Altar und Straße Rund 1.700 Menschen bei Trauerfeier für Nikolaikirchenpfarrer Christian Führer

Von Katharina Rögner

07.07.2014 · Leipzig. Leipzig trauert um Christian Führer: Der charismatische evangelische Theologe war am vergangenen Montag mit 71 Jahren gestorben. Als einer der Wegbereiter der friedlichen Revolution 1989 ist er Teil der deutsch-deutschen Geschichte.

Mit einer bewegenden Trauerfeier haben am Sonntag in der Leipziger Nikolaikirche rund 1.700 Menschen Abschied von Pfarrer Christian Führer genommen. Der evangelische Theologe war am Montag im Alter von 71 Jahren an den Folgen einer schweren Lungenerkrankung gestorben. Der Mitinitiator der Leipziger Montagsgebete war einer der bekanntesten Protagonisten der friedlichen Revolution in der DDR.

An dem Trauergottesdienst nahmen neben der Familie und vielen Weggefährten auch Vertreter aus Kirche, Politik und Gesellschaft teil, darunter der evangelische sächsische Landesbischof Jochen Bohl, der Leipziger Oberbürgermeister Burkhard Jung und der frühere Oberbürgermeister der Stadt und ehemalige Bundesverkehrsminister Wolfgang Tiefensee (beide SPD) sowie die sächsische Sozialministerin Christine Clauß (CDU).

Vor der Kirche hatten sich vor dem Gottesdienst lange Schlangen gebildet, so groß war das Bedürfnis, Abschied zu nehmen. Nikolaikirchenpfarrer Bernhard Stief würdigte Christian Führer als einen aufrichtigen und authentischen Menschen, der "aus der Bibel Einsichten für sein Handeln gewann". Die Heilige Schrift habe nicht nur innerhalb der Kirchenmauern für ihn Bedeutung gehabt, sondern auch außerhalb des Kirchlichen. "Straße und Altar gehörten für ihn zusammen", sagte Stief in seiner Predigt.
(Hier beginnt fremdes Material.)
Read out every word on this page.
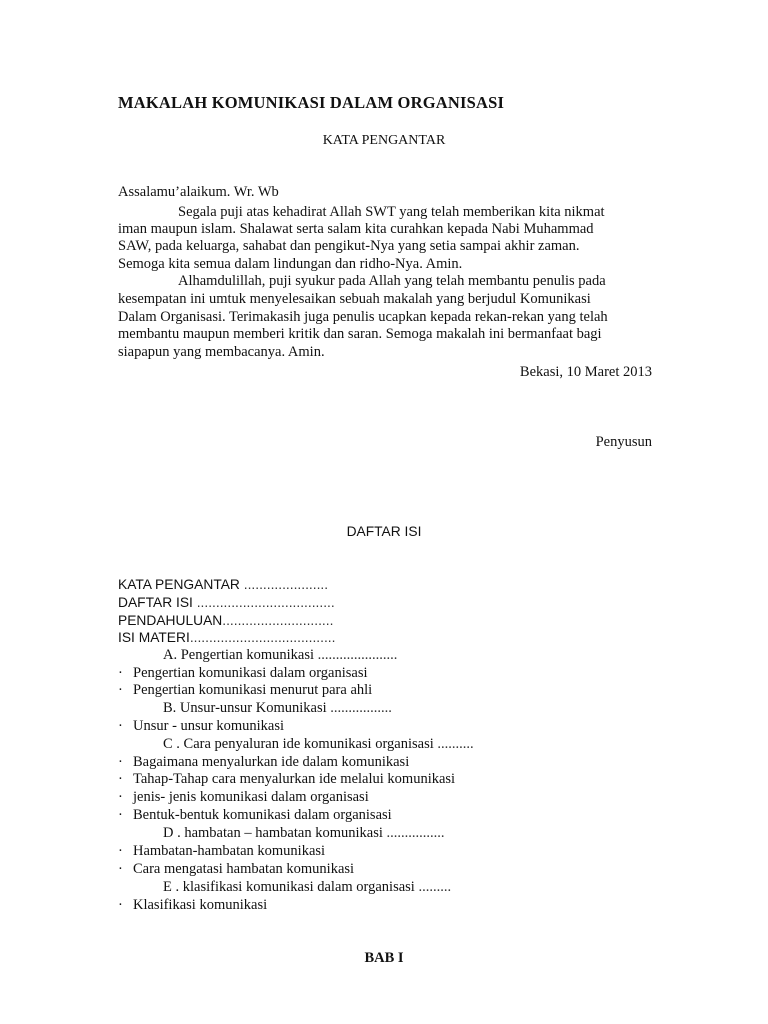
MAKALAH KOMUNIKASI DALAM ORGANISASI
KATA PENGANTAR
Assalamu’alaikum. Wr. Wb
Segala puji atas kehadirat Allah SWT yang telah memberikan kita nikmat
iman maupun islam. Shalawat serta salam kita curahkan kepada Nabi Muhammad
SAW, pada keluarga, sahabat dan pengikut-Nya yang setia sampai akhir zaman.
Semoga kita semua dalam lindungan dan ridho-Nya. Amin.
Alhamdulillah, puji syukur pada Allah yang telah membantu penulis pada
kesempatan ini umtuk menyelesaikan sebuah makalah yang berjudul Komunikasi
Dalam Organisasi. Terimakasih juga penulis ucapkan kepada rekan-rekan yang telah
membantu maupun memberi kritik dan saran. Semoga makalah ini bermanfaat bagi
siapapun yang membacanya. Amin.
Bekasi, 10 Maret 2013
Penyusun
DAFTAR ISI
KATA PENGANTAR ......................
DAFTAR ISI ....................................
PENDAHULUAN.............................
ISI MATERI......................................
A. Pengertian komunikasi ......................
· Pengertian komunikasi dalam organisasi
· Pengertian komunikasi menurut para ahli
B. Unsur-unsur Komunikasi .................
· Unsur - unsur komunikasi
C . Cara penyaluran ide komunikasi organisasi ..........
· Bagaimana menyalurkan ide dalam komunikasi
· Tahap-Tahap cara menyalurkan ide melalui komunikasi
· jenis- jenis komunikasi dalam organisasi
· Bentuk-bentuk komunikasi dalam organisasi
D . hambatan – hambatan komunikasi ................
· Hambatan-hambatan komunikasi
· Cara mengatasi hambatan komunikasi
E . klasifikasi komunikasi dalam organisasi .........
· Klasifikasi komunikasi
BAB I
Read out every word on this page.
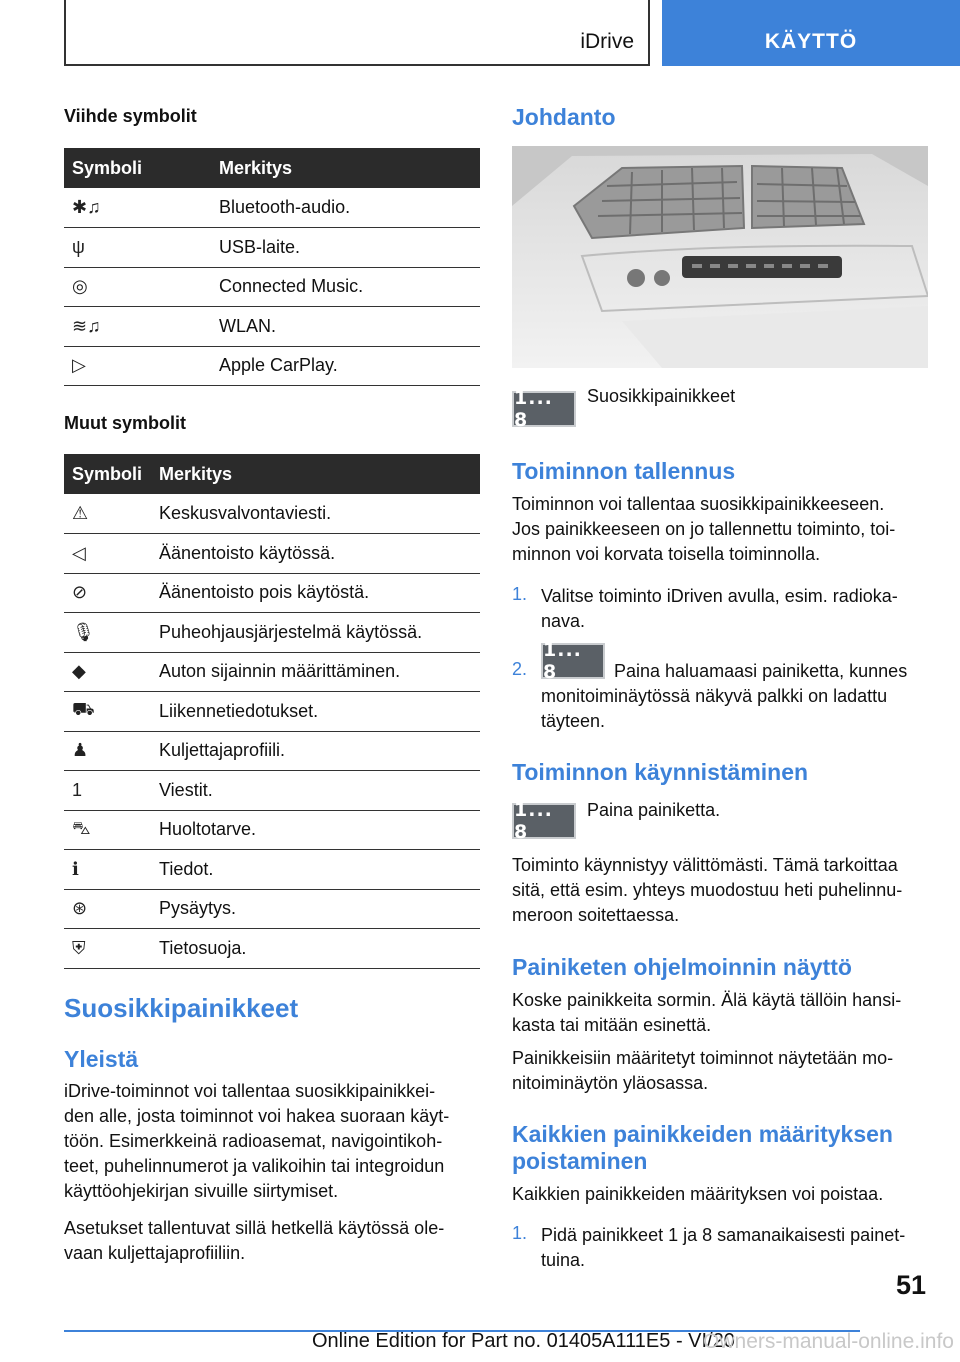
iDrive	KÄYTTÖ
Viihde symbolit
Symboli	Merkitys
✱♫	Bluetooth-audio.
ψ	USB-laite.
◎	Connected Music.
≋♫	WLAN.
▷	Apple CarPlay.
Muut symbolit
Symboli	Merkitys
⚠	Keskusvalvontaviesti.
◁	Äänentoisto käytössä.
⊘	Äänentoisto pois käytöstä.
🎙	Puheohjausjärjestelmä käytössä.
◆	Auton sijainnin määrittäminen.
⛟	Liikennetiedotukset.
♟	Kuljettajaprofiili.
1	Viestit.
⛍	Huoltotarve.
ℹ	Tiedot.
⊛	Pysäytys.
⛨	Tietosuoja.
Suosikkipainikkeet
Yleistä
iDrive-toiminnot voi tallentaa suosikkipainikkei-
den alle, josta toiminnot voi hakea suoraan käyt-
töön. Esimerkkeinä radioasemat, navigointikoh-
teet, puhelinnumerot ja valikoihin tai integroidun
käyttöohjekirjan sivuille siirtymiset.
Asetukset tallentuvat sillä hetkellä käytössä ole-
vaan kuljettajaprofiiliin.
Johdanto
1... 8
Suosikkipainikkeet
Toiminnon tallennus
Toiminnon voi tallentaa suosikkipainikkeeseen.
Jos painikkeeseen on jo tallennettu toiminto, toi-
minnon voi korvata toisella toiminnolla.
1. Valitse toiminto iDriven avulla, esim. radioka-
nava.
2.
1... 8	Paina haluamaasi painiketta, kunnes
monitoiminäytössä näkyvä palkki on ladattu
täyteen.
Toiminnon käynnistäminen
1... 8
Paina painiketta.
Toiminto käynnistyy välittömästi. Tämä tarkoittaa
sitä, että esim. yhteys muodostuu heti puhelinnu-
meroon soitettaessa.
Painiketen ohjelmoinnin näyttö
Koske painikkeita sormin. Älä käytä tällöin hansi-
kasta tai mitään esinettä.
Painikkeisiin määritetyt toiminnot näytetään mo-
nitoiminäytön yläosassa.
Kaikkien painikkeiden määrityksen
poistaminen
Kaikkien painikkeiden määrityksen voi poistaa.
1. Pidä painikkeet 1 ja 8 samanaikaisesti painet-
tuina.
51
Online Edition for Part no. 01405A111E5 - VI/20
Owners-manual-online.info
Das Evangelium sei für ihn auch 1989 entscheidend gewesen, betonte Stief. Er habe die Bergpredigt damals zu den zwei Worten "Keine Gewalt" verkürzt und an der Seite der Schwachen gestanden. Und mit dem Slogan "Nikolaikirche - offen für alle" habe der Theologe in den 80er Jahren eine "Marke geprägt, die für die Nikolaikirche sinnbildlich wurde".

Christian Führer wollte immer nur Pfarrer sein. Geprägt von seinem Vater fasste der Pfarrerssohn bereits mit zwölf Jahren den Entschluss dazu. "Er hat das Evangelium mit Leidenschaft verkündigt", sagte Stief.
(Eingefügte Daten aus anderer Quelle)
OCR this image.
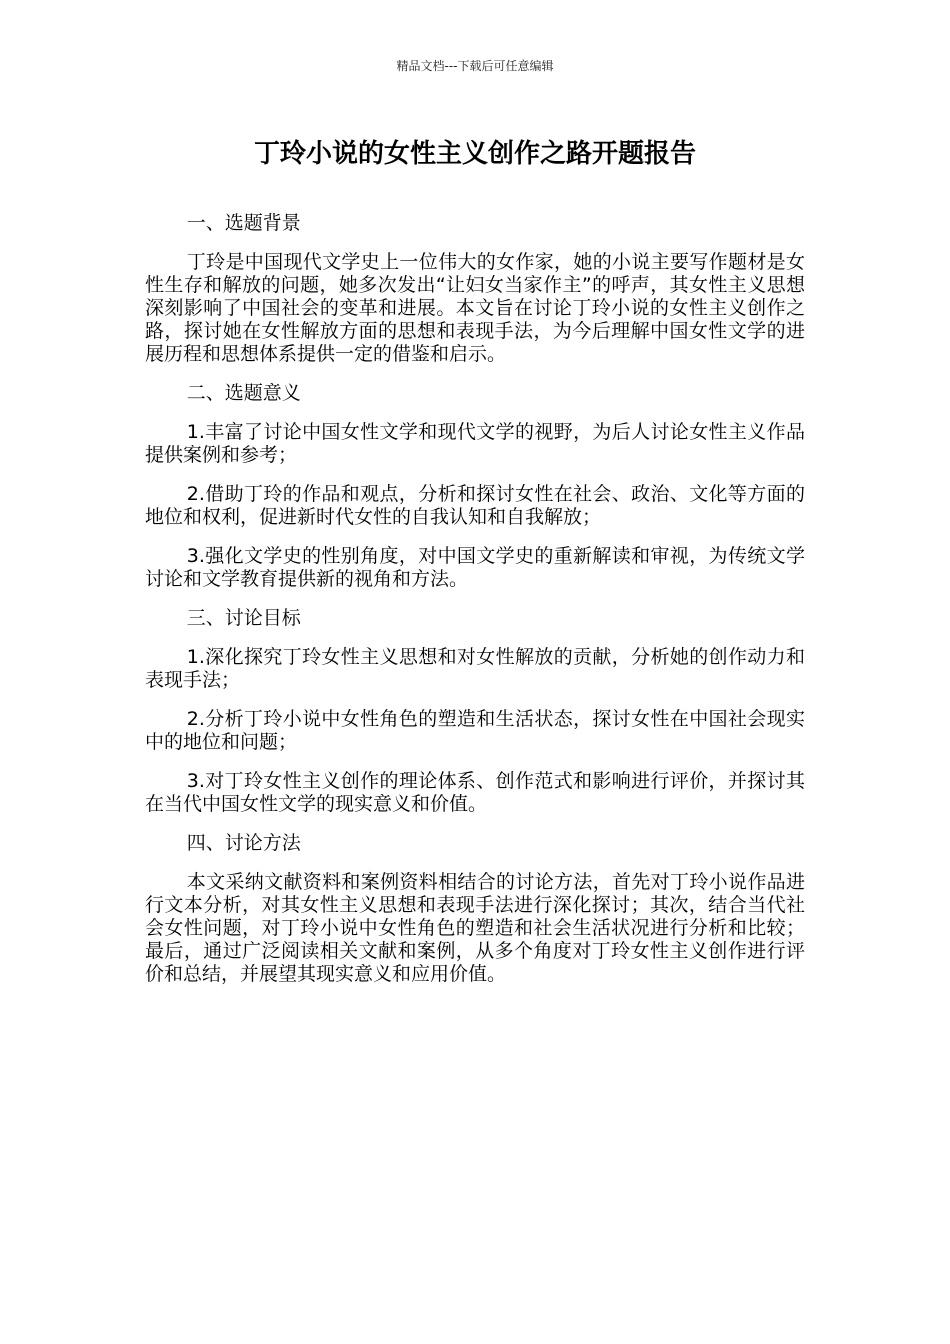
精品文档---下载后可任意编辑
丁玲小说的女性主义创作之路开题报告

一、选题背景

丁玲是中国现代文学史上一位伟大的女作家，她的小说主要写作题材是女性生存和解放的问题，她多次发出“让妇女当家作主”的呼声，其女性主义思想深刻影响了中国社会的变革和进展。本文旨在讨论丁玲小说的女性主义创作之路，探讨她在女性解放方面的思想和表现手法，为今后理解中国女性文学的进展历程和思想体系提供一定的借鉴和启示。

二、选题意义

1.丰富了讨论中国女性文学和现代文学的视野，为后人讨论女性主义作品提供案例和参考；

2.借助丁玲的作品和观点，分析和探讨女性在社会、政治、文化等方面的地位和权利，促进新时代女性的自我认知和自我解放；

3.强化文学史的性别角度，对中国文学史的重新解读和审视，为传统文学讨论和文学教育提供新的视角和方法。

三、讨论目标

1.深化探究丁玲女性主义思想和对女性解放的贡献，分析她的创作动力和表现手法；

2.分析丁玲小说中女性角色的塑造和生活状态，探讨女性在中国社会现实中的地位和问题；

3.对丁玲女性主义创作的理论体系、创作范式和影响进行评价，并探讨其在当代中国女性文学的现实意义和价值。

四、讨论方法

本文采纳文献资料和案例资料相结合的讨论方法，首先对丁玲小说作品进行文本分析，对其女性主义思想和表现手法进行深化探讨；其次，结合当代社会女性问题，对丁玲小说中女性角色的塑造和社会生活状况进行分析和比较；最后，通过广泛阅读相关文献和案例，从多个角度对丁玲女性主义创作进行评价和总结，并展望其现实意义和应用价值。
Und er sei nicht müde geworden, von dem "Wunder göttlichen Ausmaßes", wie er die friedliche Revolution 1989 immer bezeichnete, zu berichten, so Stief. Führer sei es in seiner 40-jährigen Dienstzeit gelungen, "in einfachen und klaren Worten die Bibel auszulegen". Auch bei öffentlichen Auftritten habe er die biblische Botschaft deutlich zum Ausdruck gebracht.

Etwas Größeres als die Gewaltfreiheit bei den Protesten in Leipzig am 9. Oktober 1989 habe er nie erlebt, sagte Führer einmal in einem Interview. Die Frucht der jahrelangen Friedensgebete sei an diesem entscheidenden Tag reif gewesen und die Botschaft des Evangeliums auf den Leipziger Ring getragen worden, trotz Drohgebärden des Staates.

Inspiriert von einer unbefangenen Jesus-Frömmigkeit ließ sich der Pfarrer auch in schweren Zeiten nicht einschüchtern und hielt an den 1982 ins Leben gerufenen montäglichen Friedensgebeten fest. Seine Standhaftigkeit habe wesentlich zum Gelingen der friedlichen Revolution beigetragen, heißt es in einem Nachruf der Leipziger Nikolaikirchgemeinde.

Der beliebte Pfarrer mit Igelschnitt und Jeansweste setzte sich auch nach 1990 beharrlich für Frieden und Gerechtigkeit ein, organisierte Friedensgebete und Mahnwachen vor "seiner" Kirche. Vor allem Ausgegrenzte lagen ihm am Herzen. Eine seiner ersten Aktionen nach der Wiedervereinigung war die Gründung einer kirchlichen Erwerbsloseninitiative in Leipzig.

Für sein gesellschaftliches Engagement erhielt Christian Führer zahlreiche Ehrungen. Auf die jüngste Auszeichnung, den Deutschen Nationalpreis, reagierte er mit den Worten: "Ich bin kein Bürgerrechtler, sondern Pfarrer."